A State Supreme Court justice will hear arguments next week on the future of Pinnacle Charter School after refusing Wednesday to issue a temporary restraining order that would have allowed the school to remain open.
Lawyers for Pinnacle submitted documents to Justice John A. Michalek requesting the order Wednesday morning in hope that the East Side grade school, with 554 students and 75 employees, could begin classes next week.
Michalek declined to rule on the school’s request. Instead, the judge scheduled a hearing for 2 p.m. Tuesday.
Classes at the charter school have been scheduled to begin the next day.
Still, supporters of the beleaguered Ash Street school have vowed to continue pressing toward the goal of having its charter restored for the upcoming school year.
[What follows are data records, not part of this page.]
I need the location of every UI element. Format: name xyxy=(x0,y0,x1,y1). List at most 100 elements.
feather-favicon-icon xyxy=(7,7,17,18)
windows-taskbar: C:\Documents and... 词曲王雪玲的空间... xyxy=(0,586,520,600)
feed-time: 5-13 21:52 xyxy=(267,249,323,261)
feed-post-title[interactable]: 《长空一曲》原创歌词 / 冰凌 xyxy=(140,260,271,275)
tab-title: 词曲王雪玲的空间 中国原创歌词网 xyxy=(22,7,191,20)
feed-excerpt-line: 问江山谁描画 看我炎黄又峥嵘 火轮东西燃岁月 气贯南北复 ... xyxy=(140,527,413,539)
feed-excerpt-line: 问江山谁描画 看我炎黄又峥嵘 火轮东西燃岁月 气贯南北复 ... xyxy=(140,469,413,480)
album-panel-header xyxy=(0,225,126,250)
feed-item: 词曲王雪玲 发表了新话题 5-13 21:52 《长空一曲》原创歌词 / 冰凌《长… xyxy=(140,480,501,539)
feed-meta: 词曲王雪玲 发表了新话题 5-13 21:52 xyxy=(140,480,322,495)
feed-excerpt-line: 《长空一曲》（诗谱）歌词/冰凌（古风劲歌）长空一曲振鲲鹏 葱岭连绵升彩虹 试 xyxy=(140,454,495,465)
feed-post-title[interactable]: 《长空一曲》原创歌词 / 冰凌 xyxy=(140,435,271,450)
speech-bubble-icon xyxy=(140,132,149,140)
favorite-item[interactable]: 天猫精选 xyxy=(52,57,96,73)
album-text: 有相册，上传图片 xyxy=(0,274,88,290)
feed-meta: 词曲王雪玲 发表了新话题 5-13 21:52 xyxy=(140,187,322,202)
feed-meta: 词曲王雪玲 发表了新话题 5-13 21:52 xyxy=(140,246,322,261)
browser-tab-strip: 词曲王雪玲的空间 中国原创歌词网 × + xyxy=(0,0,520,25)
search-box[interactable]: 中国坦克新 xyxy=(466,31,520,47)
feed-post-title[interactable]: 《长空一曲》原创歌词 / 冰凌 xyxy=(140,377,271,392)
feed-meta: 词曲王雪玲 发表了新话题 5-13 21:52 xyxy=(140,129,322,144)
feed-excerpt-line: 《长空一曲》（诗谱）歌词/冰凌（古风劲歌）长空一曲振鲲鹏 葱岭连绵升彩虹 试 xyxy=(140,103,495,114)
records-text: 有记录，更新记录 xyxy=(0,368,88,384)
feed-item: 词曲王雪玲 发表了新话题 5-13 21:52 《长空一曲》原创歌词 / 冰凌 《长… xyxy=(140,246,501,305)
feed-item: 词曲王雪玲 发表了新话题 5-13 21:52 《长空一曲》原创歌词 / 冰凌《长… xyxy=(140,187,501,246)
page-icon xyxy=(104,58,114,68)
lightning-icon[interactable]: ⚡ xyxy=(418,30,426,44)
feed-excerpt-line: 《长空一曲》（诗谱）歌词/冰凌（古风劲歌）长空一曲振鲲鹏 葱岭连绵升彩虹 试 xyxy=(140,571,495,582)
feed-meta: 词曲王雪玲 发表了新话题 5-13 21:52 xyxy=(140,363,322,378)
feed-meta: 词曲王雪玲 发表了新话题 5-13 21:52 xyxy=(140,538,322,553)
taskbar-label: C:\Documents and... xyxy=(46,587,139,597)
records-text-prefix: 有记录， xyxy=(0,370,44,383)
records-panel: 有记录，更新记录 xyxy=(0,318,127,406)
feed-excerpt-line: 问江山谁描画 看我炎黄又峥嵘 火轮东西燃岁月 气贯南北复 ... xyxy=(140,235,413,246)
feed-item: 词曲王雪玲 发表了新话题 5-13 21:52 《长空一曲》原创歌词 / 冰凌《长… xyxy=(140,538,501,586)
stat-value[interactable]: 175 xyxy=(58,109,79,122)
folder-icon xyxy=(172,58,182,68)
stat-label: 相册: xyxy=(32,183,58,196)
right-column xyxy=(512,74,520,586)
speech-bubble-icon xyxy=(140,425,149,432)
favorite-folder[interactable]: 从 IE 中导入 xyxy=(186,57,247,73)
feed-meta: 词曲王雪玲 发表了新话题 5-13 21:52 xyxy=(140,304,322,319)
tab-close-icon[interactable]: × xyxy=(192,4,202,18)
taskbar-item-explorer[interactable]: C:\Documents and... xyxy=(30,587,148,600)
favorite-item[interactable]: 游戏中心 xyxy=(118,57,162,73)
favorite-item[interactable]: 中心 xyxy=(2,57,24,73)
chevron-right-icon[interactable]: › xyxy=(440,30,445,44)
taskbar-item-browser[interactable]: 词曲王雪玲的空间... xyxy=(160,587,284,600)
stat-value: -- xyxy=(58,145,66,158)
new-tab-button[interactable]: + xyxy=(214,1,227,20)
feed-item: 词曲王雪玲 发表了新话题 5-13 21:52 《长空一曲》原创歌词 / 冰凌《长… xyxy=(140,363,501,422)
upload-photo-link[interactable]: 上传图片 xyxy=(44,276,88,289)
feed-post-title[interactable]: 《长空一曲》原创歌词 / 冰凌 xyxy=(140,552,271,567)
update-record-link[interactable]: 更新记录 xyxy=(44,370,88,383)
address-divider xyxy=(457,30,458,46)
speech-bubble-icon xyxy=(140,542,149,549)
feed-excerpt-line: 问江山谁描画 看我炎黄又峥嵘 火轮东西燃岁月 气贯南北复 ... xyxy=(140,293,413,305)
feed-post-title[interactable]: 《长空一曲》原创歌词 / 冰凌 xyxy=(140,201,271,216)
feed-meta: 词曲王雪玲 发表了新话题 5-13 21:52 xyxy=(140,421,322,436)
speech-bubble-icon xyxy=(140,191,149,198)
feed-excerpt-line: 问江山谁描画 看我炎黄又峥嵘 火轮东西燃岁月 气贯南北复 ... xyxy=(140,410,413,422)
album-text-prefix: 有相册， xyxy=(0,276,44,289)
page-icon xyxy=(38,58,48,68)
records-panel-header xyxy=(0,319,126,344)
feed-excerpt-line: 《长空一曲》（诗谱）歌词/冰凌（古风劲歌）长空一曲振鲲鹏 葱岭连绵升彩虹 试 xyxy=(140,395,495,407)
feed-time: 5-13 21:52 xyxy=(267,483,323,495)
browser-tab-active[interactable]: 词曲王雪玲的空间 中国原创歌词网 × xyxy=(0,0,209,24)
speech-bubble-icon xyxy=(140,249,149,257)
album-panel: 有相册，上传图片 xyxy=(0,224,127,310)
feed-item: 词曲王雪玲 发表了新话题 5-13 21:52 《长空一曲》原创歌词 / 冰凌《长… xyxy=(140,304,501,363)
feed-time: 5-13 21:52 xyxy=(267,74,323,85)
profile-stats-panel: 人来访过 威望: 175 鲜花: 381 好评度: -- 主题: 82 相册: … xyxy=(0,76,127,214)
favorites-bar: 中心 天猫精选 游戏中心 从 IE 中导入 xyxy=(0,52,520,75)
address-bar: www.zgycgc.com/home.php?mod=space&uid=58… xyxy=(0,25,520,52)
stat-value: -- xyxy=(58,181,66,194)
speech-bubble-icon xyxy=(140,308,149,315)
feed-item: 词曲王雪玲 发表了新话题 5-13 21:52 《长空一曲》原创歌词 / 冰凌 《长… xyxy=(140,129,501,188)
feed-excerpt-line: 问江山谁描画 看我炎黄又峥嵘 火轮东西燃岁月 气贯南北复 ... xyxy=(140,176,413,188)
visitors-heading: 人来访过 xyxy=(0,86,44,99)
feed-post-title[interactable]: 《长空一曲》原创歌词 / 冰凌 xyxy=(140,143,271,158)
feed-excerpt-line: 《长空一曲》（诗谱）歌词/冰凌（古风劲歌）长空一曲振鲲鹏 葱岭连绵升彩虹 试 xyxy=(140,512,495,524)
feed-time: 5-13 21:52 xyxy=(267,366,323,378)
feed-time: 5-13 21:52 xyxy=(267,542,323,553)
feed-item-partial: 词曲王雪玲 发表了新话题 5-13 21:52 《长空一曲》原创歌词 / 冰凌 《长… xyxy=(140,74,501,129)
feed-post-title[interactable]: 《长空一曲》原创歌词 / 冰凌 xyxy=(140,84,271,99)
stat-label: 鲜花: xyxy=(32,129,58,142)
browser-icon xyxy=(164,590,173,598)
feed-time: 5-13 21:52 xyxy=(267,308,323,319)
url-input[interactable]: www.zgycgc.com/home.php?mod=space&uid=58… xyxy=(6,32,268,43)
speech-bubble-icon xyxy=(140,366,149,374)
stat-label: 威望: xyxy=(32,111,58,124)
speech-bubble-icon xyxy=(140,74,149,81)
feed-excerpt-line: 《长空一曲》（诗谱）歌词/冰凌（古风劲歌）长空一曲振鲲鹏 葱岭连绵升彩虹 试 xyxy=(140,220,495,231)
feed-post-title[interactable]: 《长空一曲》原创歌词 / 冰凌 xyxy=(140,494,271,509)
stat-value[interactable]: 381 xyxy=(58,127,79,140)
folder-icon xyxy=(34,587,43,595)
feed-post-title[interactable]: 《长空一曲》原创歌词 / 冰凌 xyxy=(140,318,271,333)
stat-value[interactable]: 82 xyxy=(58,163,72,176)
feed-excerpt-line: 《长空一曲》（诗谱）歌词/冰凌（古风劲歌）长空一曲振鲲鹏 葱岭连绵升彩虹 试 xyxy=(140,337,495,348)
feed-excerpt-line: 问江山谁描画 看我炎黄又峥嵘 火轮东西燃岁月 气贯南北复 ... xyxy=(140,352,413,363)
“We will not give up our fight to keep Pinnacle open,” said Broderick Cason, chairman of the charter school’s board of trustees.
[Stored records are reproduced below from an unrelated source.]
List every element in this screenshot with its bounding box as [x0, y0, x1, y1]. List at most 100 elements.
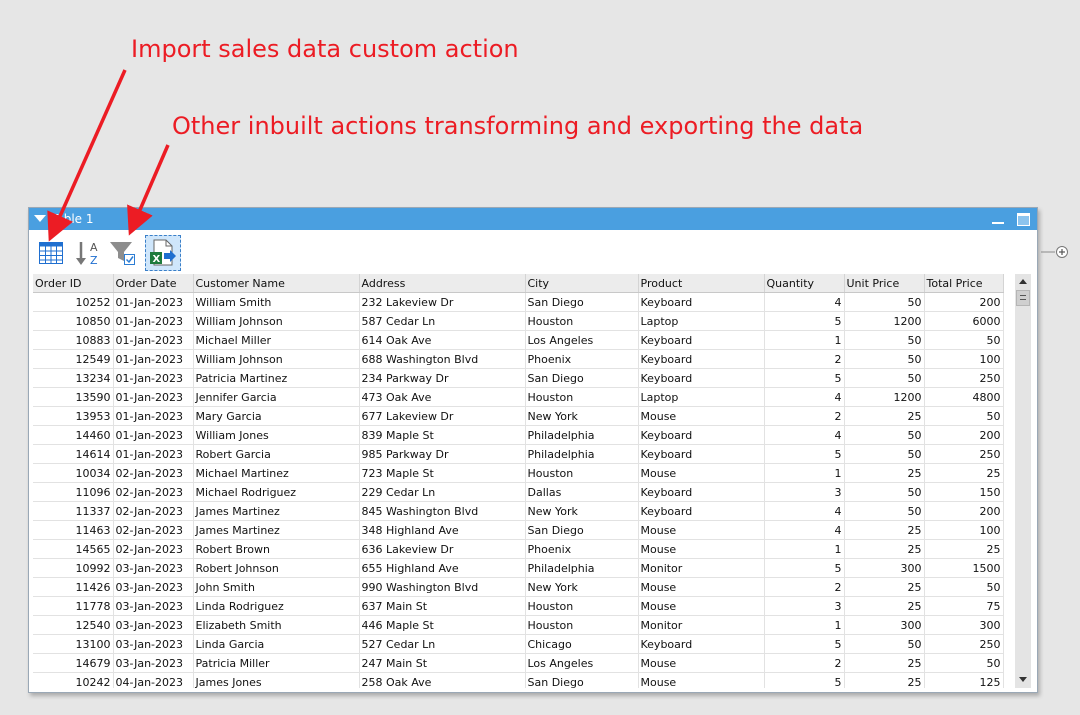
- sort-button[interactable]: A Z: [73, 237, 105, 269]
- table-cell[interactable]: 614 Oak Ave: [359, 330, 526, 350]
- table-cell[interactable]: James Martinez: [193, 501, 360, 521]
- table-cell[interactable]: Keyboard: [638, 292, 765, 312]
- column-header-total-price[interactable]: Total Price: [924, 274, 1004, 293]
- table-cell[interactable]: 01-Jan-2023: [113, 406, 194, 426]
- table-cell[interactable]: Los Angeles: [525, 330, 639, 350]
- table-cell[interactable]: 5: [764, 311, 845, 331]
- table-cell[interactable]: William Johnson: [193, 311, 360, 331]
- table-cell[interactable]: Mouse: [638, 596, 765, 616]
- minimize-button[interactable]: [992, 222, 1004, 224]
- table-cell[interactable]: 10252: [33, 292, 114, 312]
- table-cell[interactable]: 12549: [33, 349, 114, 369]
- table-cell[interactable]: 677 Lakeview Dr: [359, 406, 526, 426]
- table-cell[interactable]: Philadelphia: [525, 558, 639, 578]
- table-cell[interactable]: 03-Jan-2023: [113, 653, 194, 673]
- table-cell[interactable]: 25: [844, 653, 925, 673]
- table-cell[interactable]: Michael Rodriguez: [193, 482, 360, 502]
- table-cell[interactable]: 4: [764, 425, 845, 445]
- table-cell[interactable]: 03-Jan-2023: [113, 615, 194, 635]
- table-cell[interactable]: 50: [844, 330, 925, 350]
- table-cell[interactable]: Keyboard: [638, 501, 765, 521]
- table-cell[interactable]: 25: [924, 463, 1004, 483]
- table-cell[interactable]: 13100: [33, 634, 114, 654]
- table-cell[interactable]: 232 Lakeview Dr: [359, 292, 526, 312]
- table-row[interactable]: 11337 02-Jan-2023 James Martinez 845 Washin…: [33, 501, 1004, 521]
- add-connector-icon[interactable]: [1041, 245, 1077, 259]
- table-cell[interactable]: Los Angeles: [525, 653, 639, 673]
- table-cell[interactable]: 03-Jan-2023: [113, 558, 194, 578]
- column-header-order-date[interactable]: Order Date: [113, 274, 194, 293]
- table-cell[interactable]: 01-Jan-2023: [113, 444, 194, 464]
- table-cell[interactable]: Laptop: [638, 311, 765, 331]
- import-sales-data-button[interactable]: [35, 237, 67, 269]
- collapse-icon[interactable]: [34, 215, 46, 222]
- scroll-up-icon[interactable]: [1019, 279, 1027, 284]
- table-cell[interactable]: 50: [924, 406, 1004, 426]
- table-cell[interactable]: 01-Jan-2023: [113, 387, 194, 407]
- table-cell[interactable]: Mouse: [638, 406, 765, 426]
- export-excel-button[interactable]: X: [145, 235, 181, 271]
- table-cell[interactable]: 200: [924, 501, 1004, 521]
- table-cell[interactable]: Houston: [525, 596, 639, 616]
- table-cell[interactable]: Robert Garcia: [193, 444, 360, 464]
- table-cell[interactable]: 2: [764, 577, 845, 597]
- table-cell[interactable]: 50: [844, 425, 925, 445]
- table-cell[interactable]: 348 Highland Ave: [359, 520, 526, 540]
- table-cell[interactable]: Philadelphia: [525, 425, 639, 445]
- table-cell[interactable]: 446 Maple St: [359, 615, 526, 635]
- table-cell[interactable]: 02-Jan-2023: [113, 482, 194, 502]
- table-cell[interactable]: 75: [924, 596, 1004, 616]
- table-row[interactable]: 10242 04-Jan-2023 James Jones 258 Oak Ave Sa…: [33, 672, 1004, 688]
- table-cell[interactable]: 100: [924, 349, 1004, 369]
- table-cell[interactable]: 4: [764, 501, 845, 521]
- table-cell[interactable]: 5: [764, 558, 845, 578]
- table-cell[interactable]: Chicago: [525, 634, 639, 654]
- table-cell[interactable]: 50: [844, 634, 925, 654]
- table-cell[interactable]: 5: [764, 368, 845, 388]
- table-cell[interactable]: 637 Main St: [359, 596, 526, 616]
- table-cell[interactable]: 258 Oak Ave: [359, 672, 526, 688]
- table-cell[interactable]: 10883: [33, 330, 114, 350]
- table-cell[interactable]: 3: [764, 482, 845, 502]
- table-cell[interactable]: Mouse: [638, 520, 765, 540]
- table-cell[interactable]: Houston: [525, 387, 639, 407]
- table-cell[interactable]: 01-Jan-2023: [113, 425, 194, 445]
- table-cell[interactable]: 10850: [33, 311, 114, 331]
- table-cell[interactable]: Keyboard: [638, 368, 765, 388]
- table-cell[interactable]: 229 Cedar Ln: [359, 482, 526, 502]
- table-cell[interactable]: Houston: [525, 311, 639, 331]
- table-cell[interactable]: 02-Jan-2023: [113, 501, 194, 521]
- table-cell[interactable]: Mouse: [638, 653, 765, 673]
- table-cell[interactable]: 50: [844, 501, 925, 521]
- table-cell[interactable]: 01-Jan-2023: [113, 368, 194, 388]
- table-cell[interactable]: William Johnson: [193, 349, 360, 369]
- table-cell[interactable]: 1200: [844, 311, 925, 331]
- table-cell[interactable]: 03-Jan-2023: [113, 577, 194, 597]
- table-cell[interactable]: 250: [924, 444, 1004, 464]
- table-cell[interactable]: Keyboard: [638, 482, 765, 502]
- scroll-down-icon[interactable]: [1019, 677, 1027, 682]
- table-row[interactable]: 10034 02-Jan-2023 Michael Martinez 723 Mapl…: [33, 463, 1004, 483]
- table-cell[interactable]: San Diego: [525, 672, 639, 688]
- table-cell[interactable]: 11463: [33, 520, 114, 540]
- table-row[interactable]: 14565 02-Jan-2023 Robert Brown 636 Lakeview…: [33, 539, 1004, 559]
- table-row[interactable]: 14679 03-Jan-2023 Patricia Miller 247 Main …: [33, 653, 1004, 673]
- table-cell[interactable]: 13590: [33, 387, 114, 407]
- table-cell[interactable]: Michael Martinez: [193, 463, 360, 483]
- table-cell[interactable]: 01-Jan-2023: [113, 311, 194, 331]
- table-cell[interactable]: 5: [764, 444, 845, 464]
- table-row[interactable]: 11426 03-Jan-2023 John Smith 990 Washington…: [33, 577, 1004, 597]
- table-cell[interactable]: Elizabeth Smith: [193, 615, 360, 635]
- table-cell[interactable]: 50: [844, 292, 925, 312]
- maximize-button[interactable]: [1017, 213, 1030, 226]
- table-cell[interactable]: John Smith: [193, 577, 360, 597]
- table-row[interactable]: 14614 01-Jan-2023 Robert Garcia 985 Parkway…: [33, 444, 1004, 464]
- table-cell[interactable]: 10992: [33, 558, 114, 578]
- table-cell[interactable]: Phoenix: [525, 539, 639, 559]
- table-row[interactable]: 11778 03-Jan-2023 Linda Rodriguez 637 Main …: [33, 596, 1004, 616]
- column-header-address[interactable]: Address: [359, 274, 526, 293]
- table-cell[interactable]: Keyboard: [638, 634, 765, 654]
- table-cell[interactable]: 250: [924, 634, 1004, 654]
- table-cell[interactable]: 50: [844, 368, 925, 388]
- table-cell[interactable]: 1: [764, 330, 845, 350]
“We will keep our eyes on the moral imperative upon which this school was founded. We will exhaust every option in our attempt to make sure our students are able to start their new school year on Sept. 4.”
Meanwhile, members of Pinnacle’s board met Wednesday afternoon with representatives from the state Education Department.
This week, teachers and staff have conducted orientation for the upcoming school year, despite the possibility the school may not open.
The battle over Pinnacle’s future began in March 2012 when the state Board of Regents decided not to renew the school’s charter for the 2012-13 school year due to a downturn in scores on state-mandated proficiency tests.
A court injunction in June 2012 kept Pinnacle open for 2012-13, but two court decisions this summer upheld the Regents’ decision.
The planned closing of Pinnacle comes at a time when the Buffalo Public Schools are dealing with 2,200 students who already requested transfers from failing schools for the 2013-14 academic year.
The district said that it can accommodate about 300 of those requests, which means that the remaining families may see their children still stuck in schools that the state considers substandard.
Parents at Pinnacle who have been requesting transfers to schools in the district fear that their children may face a similar fate.